Bishnoism is said to have started in 1485 AD by saint Guru jambheshwar in the Thar desert of rajasthan , India. Guru jambheshwar advised 29 principles to become a bishnoi. The word Bishnoi stands for BHISH (which means 20) and NOI (means 9) derived from these 29 principles out of which 6 principles are dedicated to environmental protection and compassion for all living beings. (Bishnois movement is important in both prelims and mains point of view)

 

“ Plants and animals can survive without us, but we can not survive without them”

 

Anita and the honeybee :

Every beehive has one queen bee that lays eggs (honey bees lay their eggs from October to December). They are only few males in the hive. Most of the bees in the hive are worker-bees. These bees work all day. They make the hive and also look after the baby bees.

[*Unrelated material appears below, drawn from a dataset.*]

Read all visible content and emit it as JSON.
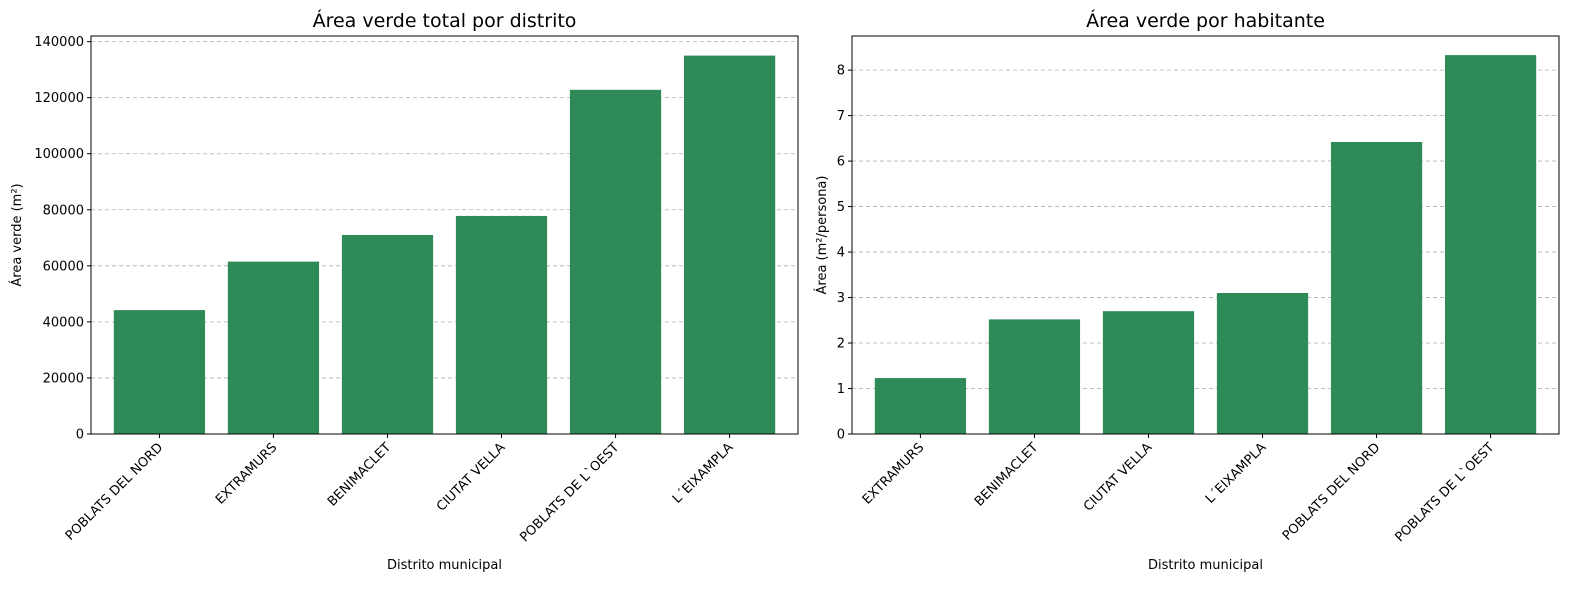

Worker bees fly around flowers in search of nectar. They collect nectar from flowers for honey. When one bee finds flowers with nectar, it does a special kind of dance by which the other bees can know where the nectar is.

The worker bees are very important for the hive. Without worker bees there would be neither hive nor any nectar collection. All bees in the hive would go hungry. The male bees have no special role as workers.

Ants live and work together like honeybees. The queen ant lays the eggs, the soldier ants look after and guard the ants’ nest, worker ants are always busy looking for food and bringing it to the nest. Termites and wasps also live like this.